Adapun penyebab terjadinya perkawinan di bawah usia minimal
dapat dilihat dari
berbagai factor yaitu Faktor Keluarga ,Kurangnya pemahaman keluarga tentang PUP Kebutuhan
remaja yang tidak terpenuhi di rumah, Pengetahuan seks dianggap tabu oleh orang tua, Paksaan
orang tua dan bisa saja Hubungan orang tua dengan anak yang renggang, lain lagi Faktor
Pendidikan/Lingkungan Sekolah/Kampus Banyaknya remaja putus sekolah/kuliah, Iklim
pendidikan yang tidak sesuai dengan keinginan remaja serta Tidak adanya pendidikan seks yang
memadai di sekolah/kampus mengenai bahayanya seks bebas berkaitan dengan moralitas
seseorang kemudian Faktor Masyarakat dengan Tidak adanya nilai social dalam masyarakat
(Individualistik), Tidak adanya penyuluhan tentang PUP pada masyarakat dan Tidak tersedianya
lapangan pekerjaan dalam masyarakat sehingga memicu terjadinya keinginan untuk berkeluarga
meski usia belum cukup cakap untuk hal itu , beda lagi dengan Faktor Media tentang bebasnya
akses informasi-informasi negatif di media cetak dan elektronik yang mudah diakses oleh remaja
kemudian Faktor Teman Sebaya mengenai adanya Pergaulan bebas ,Teman sebaya yang setuju
dengan hubungan seks bebas, serta Pengaruh atau dorongan dari teman sebaya untuk melakukan
hal itu.
Dengan mendapat informasi yang benar mengenai resiko kesehatan reproduksi remaja
(KRR) maka diharapkan remaja khususnya bagi para pelajar untuk semakin berhati-hati dalam
melakukan aktivitas kehidupan reproduksinya.

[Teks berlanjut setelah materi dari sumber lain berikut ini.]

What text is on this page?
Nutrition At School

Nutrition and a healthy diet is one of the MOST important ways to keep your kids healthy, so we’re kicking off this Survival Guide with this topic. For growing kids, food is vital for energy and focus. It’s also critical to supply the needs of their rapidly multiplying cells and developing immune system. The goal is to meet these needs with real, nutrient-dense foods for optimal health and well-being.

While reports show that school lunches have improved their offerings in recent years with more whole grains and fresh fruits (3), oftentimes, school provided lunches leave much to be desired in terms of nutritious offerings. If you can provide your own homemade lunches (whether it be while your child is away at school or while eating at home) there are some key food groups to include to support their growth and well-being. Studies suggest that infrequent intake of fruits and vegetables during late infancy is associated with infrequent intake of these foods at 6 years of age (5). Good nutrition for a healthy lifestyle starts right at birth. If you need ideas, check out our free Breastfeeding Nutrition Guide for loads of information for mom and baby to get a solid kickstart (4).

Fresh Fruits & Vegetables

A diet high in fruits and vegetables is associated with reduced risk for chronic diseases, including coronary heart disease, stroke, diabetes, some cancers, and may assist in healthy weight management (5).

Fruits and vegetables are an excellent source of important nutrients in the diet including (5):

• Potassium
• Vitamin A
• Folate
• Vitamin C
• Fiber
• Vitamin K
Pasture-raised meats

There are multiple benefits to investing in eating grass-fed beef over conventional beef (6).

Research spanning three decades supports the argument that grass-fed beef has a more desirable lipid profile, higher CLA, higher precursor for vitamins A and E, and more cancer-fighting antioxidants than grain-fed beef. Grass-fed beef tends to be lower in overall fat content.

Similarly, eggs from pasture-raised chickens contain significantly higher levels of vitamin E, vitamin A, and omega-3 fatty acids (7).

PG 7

Untuk itu harapan kami dengan bantuan
pemerintah akan dapat menyediakan perangkat peraturan perundang-undangan yang berpihak
kepada remaja serta sosialisasi mengenai Pendewasaan usia perkawinan (PUP) kepada
masyarakat umum, karena reproduksi merupakan bagian integral dari hak asasi manusia maka
semuanya itu wajib untuk dilindungi bagi masyarakat yang hak reproduksinya dilanggar.